= John J. Geary =

John J. Geary (c. 18351870) was a Fenian active in Cork, Ireland in the mid-19th century. Geary was from near Newcastle West, County Limerick. He was an associate of other Cork Fenians Brian Dillon, James Mountaine and John Lynch. A grocer for a time, Geary operated a pub at 27 North Main Street, Cork which was a regular meeting place of local Fenians. He was accused of being the "Head Centre" of the Fenian Brotherhood in Cork. Geary avoided arrest and fled to New York where he lived in exile.

==Biography==

While probably working as a grocer in 1861, he wrote a letter to the Cork Examiner regarding the procurement of tea by the Cork Lunatic Asylum, which was published. He complained that his tender had been rejected even though it was cheaper than the accepted tender.

After changing profession to being a publican, local Fenian meetings and lectures were often held at Geary's pub. The meetings were also attended by informants such as John Warner. Geary employed James O'Brian at his pub as a porter, who was later accused of being a Fenian and arrested. He was later released because of lack of evidence. From 1964, the movements of Fenian leaders were closely watched by police.

1865 saw a purge of the Fenian leadership around Ireland. John Sarsfield Casey, John Thompson and Patrick Shaughnessy were arrested in Geary's pub in September 1865. The police failed to capture Geary at his pub, although it was suspected that he was there when the police arrived. A reward of 100 pounds, later increased to 200 pounds, was offered for his capture. He was described as "height, 5 feet 8 or 9 inches; medium make, (rather slight); tender eyes; fair hair, cut short; small fair whiskers; walks erect" Incriminating documents were found at Geary's pub. A person matching his description stayed at a hotel in Waterford but police were unable to locate Geary. Geary managed to evade police and escaped to New York.

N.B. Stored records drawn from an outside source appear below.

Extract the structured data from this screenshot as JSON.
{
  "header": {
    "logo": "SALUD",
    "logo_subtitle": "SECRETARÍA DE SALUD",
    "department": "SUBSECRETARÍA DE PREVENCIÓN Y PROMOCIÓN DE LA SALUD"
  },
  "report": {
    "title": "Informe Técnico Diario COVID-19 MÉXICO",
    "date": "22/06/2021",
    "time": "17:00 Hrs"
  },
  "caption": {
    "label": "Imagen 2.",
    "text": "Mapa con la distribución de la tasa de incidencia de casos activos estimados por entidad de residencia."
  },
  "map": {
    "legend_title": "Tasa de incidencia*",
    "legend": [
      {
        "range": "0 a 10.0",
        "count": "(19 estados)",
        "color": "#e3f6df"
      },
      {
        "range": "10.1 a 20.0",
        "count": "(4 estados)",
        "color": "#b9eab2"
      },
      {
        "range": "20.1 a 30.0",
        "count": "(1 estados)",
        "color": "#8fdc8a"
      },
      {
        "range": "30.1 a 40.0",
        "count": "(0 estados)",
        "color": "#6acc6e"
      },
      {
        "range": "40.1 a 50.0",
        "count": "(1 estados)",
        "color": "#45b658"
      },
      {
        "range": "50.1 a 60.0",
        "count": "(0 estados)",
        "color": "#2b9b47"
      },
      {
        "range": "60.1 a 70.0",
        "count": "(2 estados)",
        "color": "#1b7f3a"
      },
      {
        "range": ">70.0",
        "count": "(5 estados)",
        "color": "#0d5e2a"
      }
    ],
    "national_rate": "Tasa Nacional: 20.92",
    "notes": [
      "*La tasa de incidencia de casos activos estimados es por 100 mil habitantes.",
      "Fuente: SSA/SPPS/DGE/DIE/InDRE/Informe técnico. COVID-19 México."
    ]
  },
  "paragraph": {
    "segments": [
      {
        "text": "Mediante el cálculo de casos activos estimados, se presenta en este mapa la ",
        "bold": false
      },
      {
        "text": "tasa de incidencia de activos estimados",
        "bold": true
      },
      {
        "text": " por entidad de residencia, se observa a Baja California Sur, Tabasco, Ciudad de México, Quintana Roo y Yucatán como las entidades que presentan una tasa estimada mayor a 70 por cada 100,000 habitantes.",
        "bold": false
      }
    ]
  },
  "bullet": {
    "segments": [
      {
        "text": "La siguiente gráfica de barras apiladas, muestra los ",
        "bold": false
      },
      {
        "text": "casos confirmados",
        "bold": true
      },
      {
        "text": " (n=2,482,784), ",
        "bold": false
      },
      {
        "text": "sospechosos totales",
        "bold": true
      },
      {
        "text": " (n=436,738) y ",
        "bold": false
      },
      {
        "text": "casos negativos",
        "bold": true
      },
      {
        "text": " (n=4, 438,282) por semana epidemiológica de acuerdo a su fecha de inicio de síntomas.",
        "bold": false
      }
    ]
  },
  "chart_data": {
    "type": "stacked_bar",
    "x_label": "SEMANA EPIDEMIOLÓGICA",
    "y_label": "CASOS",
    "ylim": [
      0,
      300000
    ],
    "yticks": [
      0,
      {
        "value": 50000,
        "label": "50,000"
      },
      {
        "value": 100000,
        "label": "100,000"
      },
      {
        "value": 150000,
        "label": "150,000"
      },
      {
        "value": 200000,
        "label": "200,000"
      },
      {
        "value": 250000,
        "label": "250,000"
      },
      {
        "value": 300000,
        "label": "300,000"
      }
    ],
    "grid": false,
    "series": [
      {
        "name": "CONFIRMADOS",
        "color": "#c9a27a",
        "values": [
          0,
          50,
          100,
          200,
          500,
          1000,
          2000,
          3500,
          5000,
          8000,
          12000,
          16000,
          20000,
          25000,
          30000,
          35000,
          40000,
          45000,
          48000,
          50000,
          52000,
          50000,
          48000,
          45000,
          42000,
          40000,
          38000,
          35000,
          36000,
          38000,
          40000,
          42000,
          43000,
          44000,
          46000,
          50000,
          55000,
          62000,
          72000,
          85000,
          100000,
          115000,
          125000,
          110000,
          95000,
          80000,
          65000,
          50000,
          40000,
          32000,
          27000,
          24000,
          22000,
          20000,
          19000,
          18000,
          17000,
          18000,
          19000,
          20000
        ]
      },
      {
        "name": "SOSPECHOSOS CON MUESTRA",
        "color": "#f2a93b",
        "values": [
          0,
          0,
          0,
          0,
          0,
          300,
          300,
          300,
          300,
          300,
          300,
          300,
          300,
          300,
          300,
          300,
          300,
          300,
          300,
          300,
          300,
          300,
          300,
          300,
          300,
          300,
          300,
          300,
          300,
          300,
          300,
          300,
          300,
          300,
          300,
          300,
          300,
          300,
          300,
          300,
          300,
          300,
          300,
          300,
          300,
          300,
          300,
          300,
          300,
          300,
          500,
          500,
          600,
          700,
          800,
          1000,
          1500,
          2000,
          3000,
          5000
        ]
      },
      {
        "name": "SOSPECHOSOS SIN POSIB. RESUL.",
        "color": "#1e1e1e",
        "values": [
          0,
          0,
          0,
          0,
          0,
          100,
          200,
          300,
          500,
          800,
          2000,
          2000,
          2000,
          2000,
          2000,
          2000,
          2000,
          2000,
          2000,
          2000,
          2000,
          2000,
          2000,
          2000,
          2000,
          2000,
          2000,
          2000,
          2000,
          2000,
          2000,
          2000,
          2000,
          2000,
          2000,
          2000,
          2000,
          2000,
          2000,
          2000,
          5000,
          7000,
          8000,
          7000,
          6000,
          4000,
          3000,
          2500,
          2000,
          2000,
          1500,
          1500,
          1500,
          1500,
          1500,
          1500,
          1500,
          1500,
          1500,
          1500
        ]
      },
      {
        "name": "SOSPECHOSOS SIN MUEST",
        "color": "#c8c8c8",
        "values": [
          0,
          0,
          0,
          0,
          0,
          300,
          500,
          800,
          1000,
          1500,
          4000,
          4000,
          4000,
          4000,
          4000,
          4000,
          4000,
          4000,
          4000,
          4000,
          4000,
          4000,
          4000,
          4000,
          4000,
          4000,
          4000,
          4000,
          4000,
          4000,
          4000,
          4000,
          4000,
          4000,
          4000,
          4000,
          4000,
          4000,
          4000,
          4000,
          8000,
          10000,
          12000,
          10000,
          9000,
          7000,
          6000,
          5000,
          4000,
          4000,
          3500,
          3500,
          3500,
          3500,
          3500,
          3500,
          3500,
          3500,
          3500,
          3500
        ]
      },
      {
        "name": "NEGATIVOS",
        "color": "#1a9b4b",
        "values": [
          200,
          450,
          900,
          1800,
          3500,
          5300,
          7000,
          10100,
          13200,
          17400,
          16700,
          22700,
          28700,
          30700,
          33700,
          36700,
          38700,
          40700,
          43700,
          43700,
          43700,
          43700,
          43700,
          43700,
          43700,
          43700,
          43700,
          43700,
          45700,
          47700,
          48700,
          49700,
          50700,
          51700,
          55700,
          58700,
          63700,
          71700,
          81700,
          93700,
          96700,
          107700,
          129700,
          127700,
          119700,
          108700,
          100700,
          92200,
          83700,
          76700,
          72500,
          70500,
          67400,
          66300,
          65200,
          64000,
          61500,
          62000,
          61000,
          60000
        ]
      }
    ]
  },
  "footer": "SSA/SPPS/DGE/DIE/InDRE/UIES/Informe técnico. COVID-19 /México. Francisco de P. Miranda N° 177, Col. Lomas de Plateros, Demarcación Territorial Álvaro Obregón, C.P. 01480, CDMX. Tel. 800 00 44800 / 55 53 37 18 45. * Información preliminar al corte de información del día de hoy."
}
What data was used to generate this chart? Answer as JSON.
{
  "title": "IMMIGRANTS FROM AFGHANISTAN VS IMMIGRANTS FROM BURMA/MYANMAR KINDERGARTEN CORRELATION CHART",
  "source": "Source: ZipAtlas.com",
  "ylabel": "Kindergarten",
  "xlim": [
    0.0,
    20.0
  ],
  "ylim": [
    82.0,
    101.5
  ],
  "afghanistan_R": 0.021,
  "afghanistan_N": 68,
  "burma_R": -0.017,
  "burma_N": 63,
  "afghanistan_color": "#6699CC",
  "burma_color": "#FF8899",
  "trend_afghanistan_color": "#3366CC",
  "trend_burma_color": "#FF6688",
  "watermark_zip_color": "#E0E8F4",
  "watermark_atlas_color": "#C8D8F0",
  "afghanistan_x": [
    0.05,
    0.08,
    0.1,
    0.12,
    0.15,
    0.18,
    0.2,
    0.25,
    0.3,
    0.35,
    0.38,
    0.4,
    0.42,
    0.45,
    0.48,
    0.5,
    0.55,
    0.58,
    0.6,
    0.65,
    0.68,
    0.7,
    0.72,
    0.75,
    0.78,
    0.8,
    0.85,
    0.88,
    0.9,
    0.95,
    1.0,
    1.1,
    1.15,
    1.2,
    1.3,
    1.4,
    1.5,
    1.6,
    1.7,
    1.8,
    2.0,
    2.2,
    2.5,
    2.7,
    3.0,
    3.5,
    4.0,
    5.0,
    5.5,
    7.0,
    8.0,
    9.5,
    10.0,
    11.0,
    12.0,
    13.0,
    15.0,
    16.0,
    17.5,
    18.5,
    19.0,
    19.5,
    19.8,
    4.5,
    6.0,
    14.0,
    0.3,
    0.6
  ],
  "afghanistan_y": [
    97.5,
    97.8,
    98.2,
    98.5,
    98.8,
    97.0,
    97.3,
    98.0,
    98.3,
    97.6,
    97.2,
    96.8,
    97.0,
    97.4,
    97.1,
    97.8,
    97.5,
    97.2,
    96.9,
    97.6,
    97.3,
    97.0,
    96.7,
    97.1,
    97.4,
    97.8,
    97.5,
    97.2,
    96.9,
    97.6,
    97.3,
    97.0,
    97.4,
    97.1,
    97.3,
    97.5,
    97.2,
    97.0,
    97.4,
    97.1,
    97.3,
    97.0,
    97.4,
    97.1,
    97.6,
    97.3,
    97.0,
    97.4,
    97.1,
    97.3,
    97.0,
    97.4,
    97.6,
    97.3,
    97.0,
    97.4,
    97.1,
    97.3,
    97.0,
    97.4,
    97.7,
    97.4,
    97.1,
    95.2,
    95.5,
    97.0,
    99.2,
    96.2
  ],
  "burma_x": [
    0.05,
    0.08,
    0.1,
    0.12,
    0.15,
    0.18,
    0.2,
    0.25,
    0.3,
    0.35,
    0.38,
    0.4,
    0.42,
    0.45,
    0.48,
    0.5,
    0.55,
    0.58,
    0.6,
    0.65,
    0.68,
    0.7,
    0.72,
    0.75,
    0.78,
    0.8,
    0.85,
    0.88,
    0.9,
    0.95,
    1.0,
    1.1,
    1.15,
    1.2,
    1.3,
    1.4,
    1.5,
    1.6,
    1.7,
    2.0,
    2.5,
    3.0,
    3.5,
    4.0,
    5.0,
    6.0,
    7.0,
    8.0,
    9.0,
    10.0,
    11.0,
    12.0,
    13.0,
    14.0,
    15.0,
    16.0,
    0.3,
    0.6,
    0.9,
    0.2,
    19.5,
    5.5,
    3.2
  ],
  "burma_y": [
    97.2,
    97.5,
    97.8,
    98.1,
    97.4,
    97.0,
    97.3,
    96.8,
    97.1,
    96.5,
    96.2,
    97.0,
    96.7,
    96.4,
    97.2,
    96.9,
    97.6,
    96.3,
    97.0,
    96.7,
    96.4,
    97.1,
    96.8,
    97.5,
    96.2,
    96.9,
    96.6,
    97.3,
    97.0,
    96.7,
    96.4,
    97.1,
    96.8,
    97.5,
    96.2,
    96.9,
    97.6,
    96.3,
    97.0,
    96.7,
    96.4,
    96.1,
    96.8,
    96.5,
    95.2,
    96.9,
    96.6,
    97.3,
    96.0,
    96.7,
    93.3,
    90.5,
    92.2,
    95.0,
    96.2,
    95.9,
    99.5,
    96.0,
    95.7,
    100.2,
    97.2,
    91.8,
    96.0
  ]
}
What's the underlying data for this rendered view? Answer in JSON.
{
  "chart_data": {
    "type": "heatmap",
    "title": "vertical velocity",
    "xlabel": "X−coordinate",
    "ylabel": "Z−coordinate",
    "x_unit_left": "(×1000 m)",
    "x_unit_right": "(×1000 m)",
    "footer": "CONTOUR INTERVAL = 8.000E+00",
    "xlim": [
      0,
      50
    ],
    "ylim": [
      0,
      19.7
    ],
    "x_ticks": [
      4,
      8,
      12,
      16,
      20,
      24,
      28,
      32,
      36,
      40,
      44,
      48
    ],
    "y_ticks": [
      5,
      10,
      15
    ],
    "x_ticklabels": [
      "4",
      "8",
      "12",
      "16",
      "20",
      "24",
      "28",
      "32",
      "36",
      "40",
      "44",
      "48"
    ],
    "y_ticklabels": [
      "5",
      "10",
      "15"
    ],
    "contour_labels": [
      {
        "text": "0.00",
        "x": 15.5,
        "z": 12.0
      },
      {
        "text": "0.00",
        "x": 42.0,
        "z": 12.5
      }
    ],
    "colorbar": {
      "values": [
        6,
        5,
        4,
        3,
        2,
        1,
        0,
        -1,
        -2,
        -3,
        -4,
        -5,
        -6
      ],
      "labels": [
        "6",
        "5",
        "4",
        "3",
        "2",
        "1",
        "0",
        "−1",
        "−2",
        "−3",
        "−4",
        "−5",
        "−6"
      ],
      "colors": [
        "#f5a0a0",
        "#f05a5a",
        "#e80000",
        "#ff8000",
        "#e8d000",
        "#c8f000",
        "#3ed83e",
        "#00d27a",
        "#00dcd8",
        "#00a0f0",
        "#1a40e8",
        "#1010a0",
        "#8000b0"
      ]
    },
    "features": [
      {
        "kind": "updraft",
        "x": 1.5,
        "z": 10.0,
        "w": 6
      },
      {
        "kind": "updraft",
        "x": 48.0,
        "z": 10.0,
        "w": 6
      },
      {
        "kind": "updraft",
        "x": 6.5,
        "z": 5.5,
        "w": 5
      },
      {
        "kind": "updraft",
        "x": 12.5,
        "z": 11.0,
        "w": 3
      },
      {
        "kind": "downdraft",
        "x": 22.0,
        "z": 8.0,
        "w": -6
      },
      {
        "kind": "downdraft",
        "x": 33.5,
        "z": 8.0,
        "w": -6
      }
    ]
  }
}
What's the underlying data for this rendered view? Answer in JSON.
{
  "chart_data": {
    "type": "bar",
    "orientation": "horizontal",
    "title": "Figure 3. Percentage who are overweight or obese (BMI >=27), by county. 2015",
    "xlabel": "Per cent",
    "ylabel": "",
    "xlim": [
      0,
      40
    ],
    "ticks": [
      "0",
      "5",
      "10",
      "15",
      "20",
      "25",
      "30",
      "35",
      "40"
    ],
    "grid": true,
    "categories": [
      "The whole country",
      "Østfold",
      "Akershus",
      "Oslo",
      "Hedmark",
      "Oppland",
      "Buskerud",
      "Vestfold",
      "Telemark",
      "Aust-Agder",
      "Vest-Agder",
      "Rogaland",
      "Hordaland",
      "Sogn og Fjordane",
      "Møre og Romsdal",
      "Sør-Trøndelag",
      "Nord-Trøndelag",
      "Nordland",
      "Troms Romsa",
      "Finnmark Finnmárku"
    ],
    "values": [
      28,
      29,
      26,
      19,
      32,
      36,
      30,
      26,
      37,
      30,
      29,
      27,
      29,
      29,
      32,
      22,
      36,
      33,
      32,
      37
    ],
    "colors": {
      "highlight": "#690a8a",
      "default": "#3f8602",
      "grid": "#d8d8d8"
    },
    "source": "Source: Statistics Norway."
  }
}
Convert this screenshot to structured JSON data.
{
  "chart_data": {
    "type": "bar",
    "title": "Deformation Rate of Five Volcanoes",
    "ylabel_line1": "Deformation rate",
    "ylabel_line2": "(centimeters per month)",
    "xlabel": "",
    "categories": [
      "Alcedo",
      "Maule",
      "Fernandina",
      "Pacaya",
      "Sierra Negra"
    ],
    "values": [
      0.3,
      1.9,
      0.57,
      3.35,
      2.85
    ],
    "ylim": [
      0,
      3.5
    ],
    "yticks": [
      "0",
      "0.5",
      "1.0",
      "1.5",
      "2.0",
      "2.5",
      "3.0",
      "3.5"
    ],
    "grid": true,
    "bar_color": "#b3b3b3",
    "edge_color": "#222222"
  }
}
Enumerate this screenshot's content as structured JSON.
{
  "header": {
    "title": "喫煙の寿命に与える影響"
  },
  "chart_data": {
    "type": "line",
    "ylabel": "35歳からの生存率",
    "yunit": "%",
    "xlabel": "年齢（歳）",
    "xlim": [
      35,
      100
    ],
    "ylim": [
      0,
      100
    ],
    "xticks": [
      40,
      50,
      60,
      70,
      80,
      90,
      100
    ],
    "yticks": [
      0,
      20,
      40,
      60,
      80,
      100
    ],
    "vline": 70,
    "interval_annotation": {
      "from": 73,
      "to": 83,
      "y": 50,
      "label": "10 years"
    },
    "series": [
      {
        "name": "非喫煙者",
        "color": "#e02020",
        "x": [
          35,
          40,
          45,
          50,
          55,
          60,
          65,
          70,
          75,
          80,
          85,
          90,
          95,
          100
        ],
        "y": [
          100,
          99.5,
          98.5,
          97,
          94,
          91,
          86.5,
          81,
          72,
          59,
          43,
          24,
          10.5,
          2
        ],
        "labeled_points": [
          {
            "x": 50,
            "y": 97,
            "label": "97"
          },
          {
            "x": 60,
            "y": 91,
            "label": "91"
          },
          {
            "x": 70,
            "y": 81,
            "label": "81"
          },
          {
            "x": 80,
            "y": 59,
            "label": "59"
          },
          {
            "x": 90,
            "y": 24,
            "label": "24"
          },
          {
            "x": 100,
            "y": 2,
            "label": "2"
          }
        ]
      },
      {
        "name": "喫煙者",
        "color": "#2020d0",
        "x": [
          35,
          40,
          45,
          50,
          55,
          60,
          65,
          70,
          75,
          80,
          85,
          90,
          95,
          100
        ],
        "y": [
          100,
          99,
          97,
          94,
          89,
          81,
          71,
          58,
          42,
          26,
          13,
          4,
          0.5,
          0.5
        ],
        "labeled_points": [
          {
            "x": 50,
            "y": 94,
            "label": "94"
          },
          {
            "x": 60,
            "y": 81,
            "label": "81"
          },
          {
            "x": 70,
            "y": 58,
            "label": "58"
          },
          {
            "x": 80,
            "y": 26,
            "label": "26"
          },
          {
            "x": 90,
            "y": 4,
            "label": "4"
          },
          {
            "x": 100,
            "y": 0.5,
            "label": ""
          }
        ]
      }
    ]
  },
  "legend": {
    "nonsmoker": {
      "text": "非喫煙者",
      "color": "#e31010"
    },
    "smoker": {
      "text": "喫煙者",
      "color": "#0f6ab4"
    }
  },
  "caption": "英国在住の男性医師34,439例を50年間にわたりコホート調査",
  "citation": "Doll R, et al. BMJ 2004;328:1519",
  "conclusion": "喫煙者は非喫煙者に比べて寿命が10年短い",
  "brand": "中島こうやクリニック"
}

Unsurprisingly, Geary did not apply to renew his alcohol license in October 1865. A satirical article in the Cork Examiner claimed that Geary was a traitor to the Irish Republican Brotherhood.

In New York, he quickly became the corresponding secretary of the Fenian Brotherhood under William R. Roberts. This put him at odds with the faction led by John O'Mahony. In 1967, he spoke in support of the Fenian Rising in Kerry.

He was killed in April 1870 when he fell into a boiling vat at the distillery where he worked.